Изменить стиль страницы

— Теперь я ня вядаю, хто у третий раз будзе мою спину пороть. — Мельник закурил предложенную кем-то из танкистов папиросу, ладонью отмахнул дым. — Мы яшче не вышелушились, не очистились от панского гнета, мы всяго яшче пугаемось, всех подозреваем…

— Это же закономерно! — воскликнул Воскобойников. — Вне подозрений только жена цезаря!

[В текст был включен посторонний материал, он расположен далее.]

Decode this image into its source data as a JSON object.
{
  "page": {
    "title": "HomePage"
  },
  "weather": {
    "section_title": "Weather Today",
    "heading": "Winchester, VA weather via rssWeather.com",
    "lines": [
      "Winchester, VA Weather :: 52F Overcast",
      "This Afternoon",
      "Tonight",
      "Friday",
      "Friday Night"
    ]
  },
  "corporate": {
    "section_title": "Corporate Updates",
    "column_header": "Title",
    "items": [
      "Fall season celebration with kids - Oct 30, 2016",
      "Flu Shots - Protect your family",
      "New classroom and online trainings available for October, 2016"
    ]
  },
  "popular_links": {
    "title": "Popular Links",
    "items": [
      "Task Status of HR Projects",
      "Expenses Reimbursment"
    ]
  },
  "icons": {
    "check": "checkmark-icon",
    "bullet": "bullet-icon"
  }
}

Но и та, говорят, изменяла.

Шуткой он пытался просветлить пасмурное настроение, оставшееся после того, как увидели изувеченную спину мельника. Шутка не получилась, никто ей не улыбнулся. Мельник, казалось, даже не слышал ее. Может, ни он, ни крестьяне просто не знали, кто такой цезарь и кто его жена. Мельник курил, отгоняя дымом комаров и тяжкие мысли, а мысли, похоже, тяжелее мельничных жерновов, крутились, не давали покоя.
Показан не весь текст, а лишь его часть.